O Espírito orientador, bom e sereno, repreendeu-lhe:
- Meu filho, o que fazes? Não instigues a revolta! Não
deverias participar disso.
Raul, ainda envolvido naquele ambiente, ainda pensou
bem-humorado:
- Puxa, deve ser bom ser mentor desencarnado! Não
precisa trabalhar duro para receber um salário minguado no fim do mês; não
precisa comer, pagar o aluguel, a conta de água, luz, gás...
Camilo, após ouvir o pensamento do médium, sorriu para
Raul e respondeu-lhe com a mansidão de sempre:
- Meu filho, não sejas leviano! Esqueceste que para
estarmos aqui [como mentores espirituais] tivemos também que passar por tudo
isso? As dificuldades de vós [dele e dos outros professores] não existem por
acaso. Em existências pretéritas, quisestes ser mais espertos do que os outros.

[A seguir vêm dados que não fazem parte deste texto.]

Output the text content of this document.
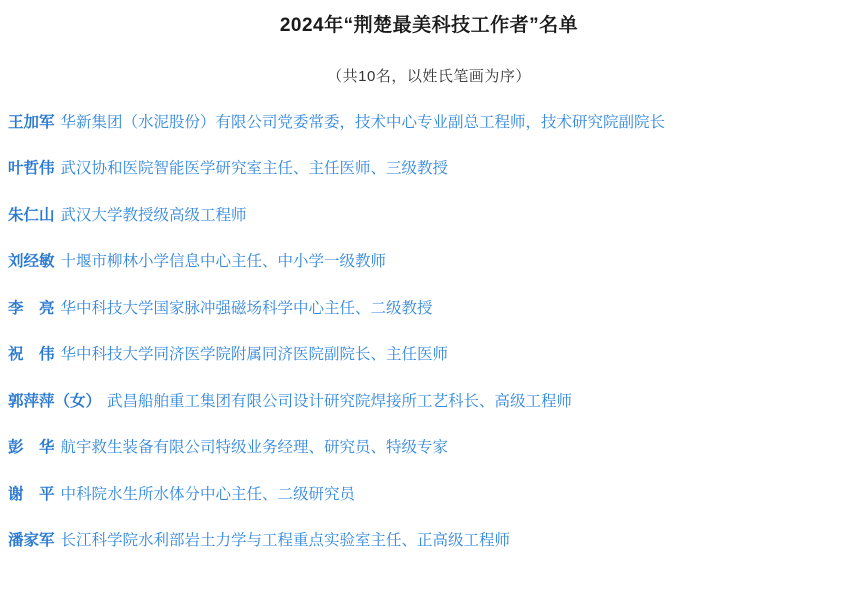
2024年“荆楚最美科技工作者”名单
（共10名，以姓氏笔画为序）

王加军 华新集团（水泥股份）有限公司党委常委，技术中心专业副总工程师，技术研究院副院长

叶哲伟 武汉协和医院智能医学研究室主任、主任医师、三级教授

朱仁山 武汉大学教授级高级工程师

刘经敏 十堰市柳林小学信息中心主任、中小学一级教师

李　亮 华中科技大学国家脉冲强磁场科学中心主任、二级教授

祝　伟 华中科技大学同济医学院附属同济医院副院长、主任医师

郭萍萍（女） 武昌船舶重工集团有限公司设计研究院焊接所工艺科长、高级工程师

彭　华 航宇救生装备有限公司特级业务经理、研究员、特级专家

谢　平 中科院水生所水体分中心主任、二级研究员

潘家军 长江科学院水利部岩土力学与工程重点实验室主任、正高级工程师
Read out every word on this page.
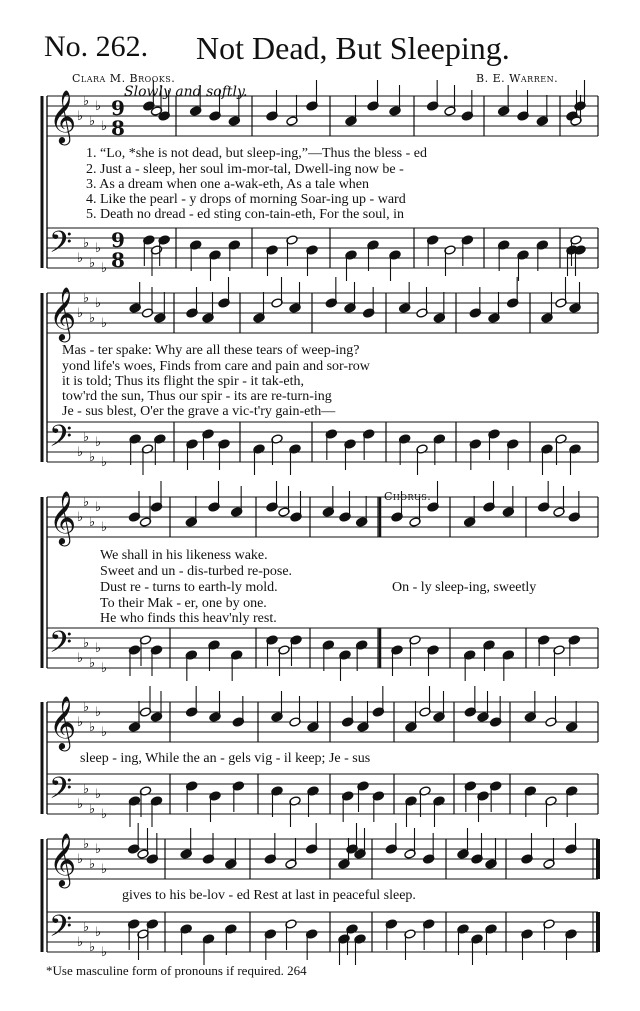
No. 262. Not Dead, But Sleeping.
Clara M. Brooks.	B. E. Warren.
Slowly and softly.
𝄞
𝄢
♭
♭
♭
♭
♭
♭
♭
♭
♭
♭
9
8
9
8
𝄞
𝄢
♭
♭
♭
♭
♭
♭
♭
♭
♭
♭
𝄞
𝄢
♭
♭
♭
♭
♭
♭
♭
♭
♭
♭
𝄞
𝄢
♭
♭
♭
♭
♭
♭
♭
♭
♭
♭
𝄞
𝄢
♭
♭
♭
♭
♭
♭
♭
♭
♭
♭
1. “Lo, *she is not dead, but sleep-ing,”—Thus the bless - ed
2. Just a - sleep, her soul im-mor-tal, Dwell-ing now be -
3. As a dream when one a-wak-eth, As a tale when
4. Like the pearl - y drops of morning Soar-ing up - ward
5. Death no dread - ed sting con-tain-eth, For the soul, in
Mas - ter spake: Why are all these tears of weep-ing?
yond life's woes, Finds from care and pain and sor-row
it is told; Thus its flight the spir - it tak-eth,
tow'rd the sun, Thus our spir - its are re-turn-ing
Je - sus blest, O'er the grave a vic-t'ry gain-eth—
Chorus.
We shall in his likeness wake.
Sweet and un - dis-turbed re-pose.
Dust re - turns to earth-ly mold.
To their Mak - er, one by one.
He who finds this heav'nly rest.
On - ly sleep-ing, sweetly
sleep - ing, While the an - gels vig - il keep; Je - sus
gives to his be-lov - ed Rest at last in peaceful sleep.
*Use masculine form of pronouns if required. 264
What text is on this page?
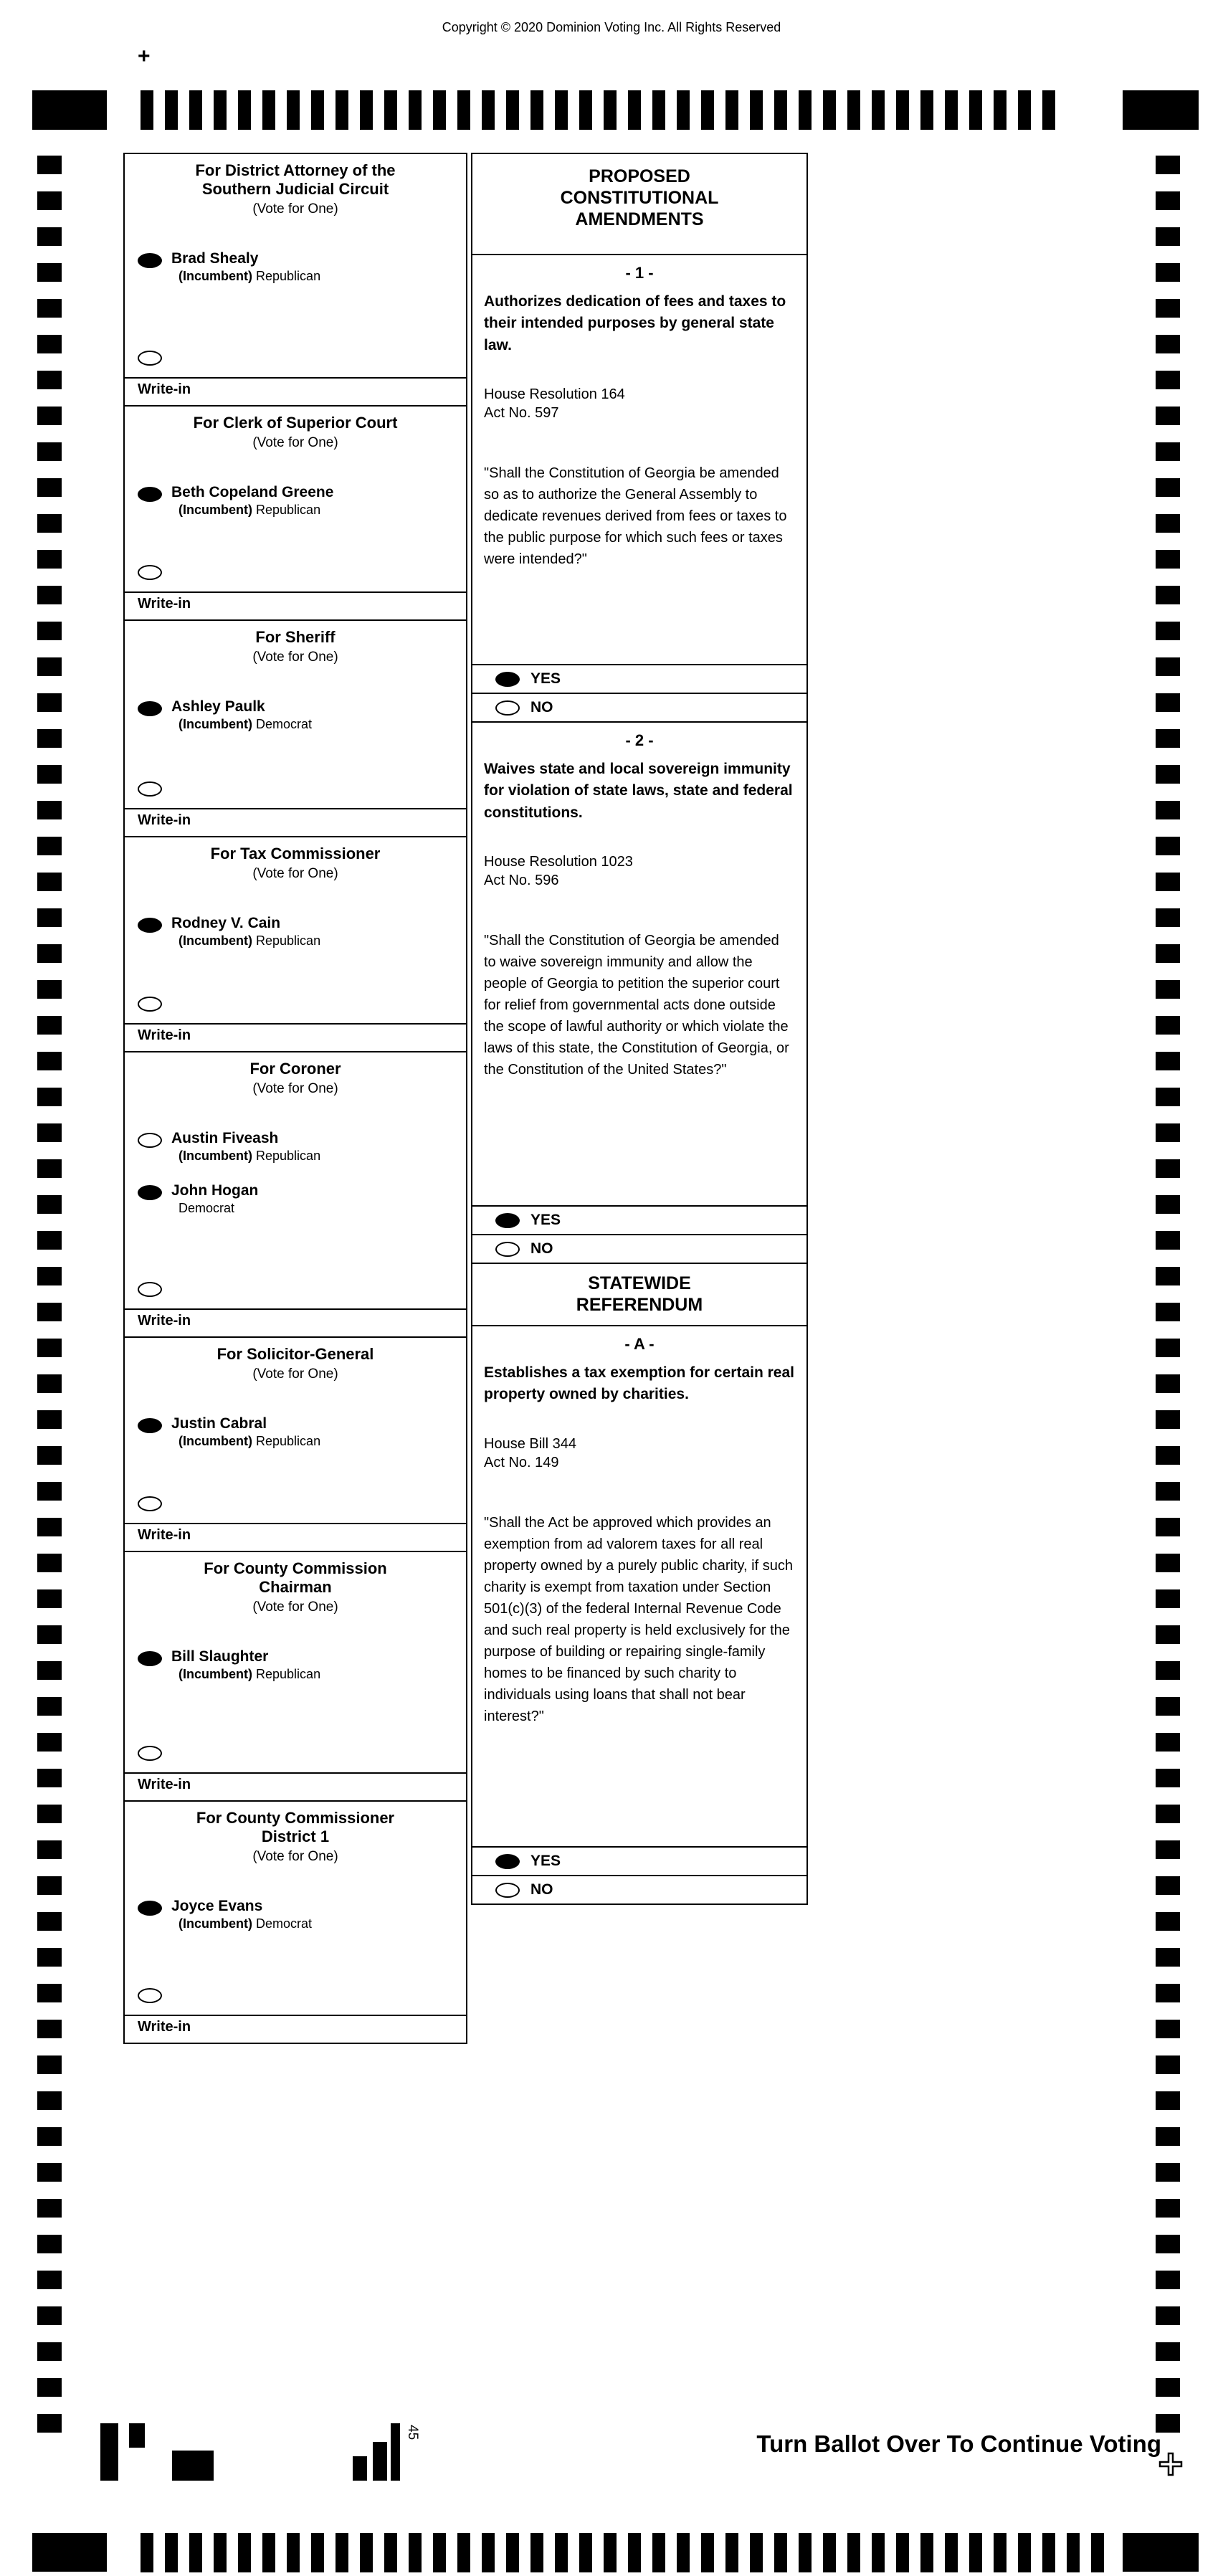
Copyright © 2020 Dominion Voting Inc. All Rights Reserved
+
For District Attorney of the
Southern Judicial Circuit
(Vote for One)
Brad Shealy
(Incumbent) Republican
Write-in
For Clerk of Superior Court
(Vote for One)
Beth Copeland Greene
(Incumbent) Republican
Write-in
For Sheriff
(Vote for One)
Ashley Paulk
(Incumbent) Democrat
Write-in
For Tax Commissioner
(Vote for One)
Rodney V. Cain
(Incumbent) Republican
Write-in
For Coroner
(Vote for One)
Austin Fiveash
(Incumbent) Republican
John Hogan
Democrat
Write-in
For Solicitor-General
(Vote for One)
Justin Cabral
(Incumbent) Republican
Write-in
For County Commission
Chairman
(Vote for One)
Bill Slaughter
(Incumbent) Republican
Write-in
For County Commissioner
District 1
(Vote for One)
Joyce Evans
(Incumbent) Democrat
Write-in
PROPOSED
CONSTITUTIONAL
AMENDMENTS
- 1 -
Authorizes dedication of fees and taxes to their intended purposes by general state law.
House Resolution 164
Act No. 597
"Shall the Constitution of Georgia be amended so as to authorize the General Assembly to dedicate revenues derived from fees or taxes to the public purpose for which such fees or taxes were intended?"
YES
NO
- 2 -
Waives state and local sovereign immunity for violation of state laws, state and federal constitutions.
House Resolution 1023
Act No. 596
"Shall the Constitution of Georgia be amended to waive sovereign immunity and allow the people of Georgia to petition the superior court for relief from governmental acts done outside the scope of lawful authority or which violate the laws of this state, the Constitution of Georgia, or the Constitution of the United States?"
YES
NO
STATEWIDE
REFERENDUM
- A -
Establishes a tax exemption for certain real property owned by charities.
House Bill 344
Act No. 149
"Shall the Act be approved which provides an exemption from ad valorem taxes for all real property owned by a purely public charity, if such charity is exempt from taxation under Section 501(c)(3) of the federal Internal Revenue Code and such real property is held exclusively for the purpose of building or repairing single-family homes to be financed by such charity to individuals using loans that shall not bear interest?"
YES
NO
45	Turn Ballot Over To Continue Voting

Explorastes os mais fracos e enriquecestes injustamente sobre eles. Não
deveríeis receber nada nesta existência, mas a Espiritualidade Maior é
misericordiosa. O que tu chamas de "salário minguado" é na realidade
uma "ajuda de custo" que Deus vos concede para não morrerdes de fome,
a fim de cumprirdes vossa jornada terrena em busca da redenção das pesadas
dívidas passadas.
Neste momento da palestra, nós, ouvintes, pensamos nos
escravocratas e demais capitalistas inescrupulosos do passado, que fizeram
fortuna com o suor, sangue e lágrimas dos irmãos menos favorecidos.
Como Raul emudeceu por alguns segundos, os
companheiros da assembleia lhe chamaram a atenção:
- Continua, Raul! O que devemos fazer? Vamos fazer
greve?
Com o semblante mais calmo, o professor e espírita
mudou o tom de voz:
- Companheiros, não é bem assim... Acho que devemos
ter calma e paciência e procurar outros meios de reivindicação.
Sobressaltados pela mudança repentina do amigo, um
deles arguiu-lhe:
- Mas Raul, você disse que deveríamos continuar!
- Mudei de ideia. Pensando bem, não é pelo grito e
pela paralisação de nossas atividades que iremos melhorar a situação do ensino
público. Antes de tudo, vamos pensar em nossos alunos, que não têm culpa
alguma, para não prejudicá-los.
Ao deixar o recinto, não é preciso dizer que esse foi
o fim da breve carreira do professor Raul Teixeira como grevista.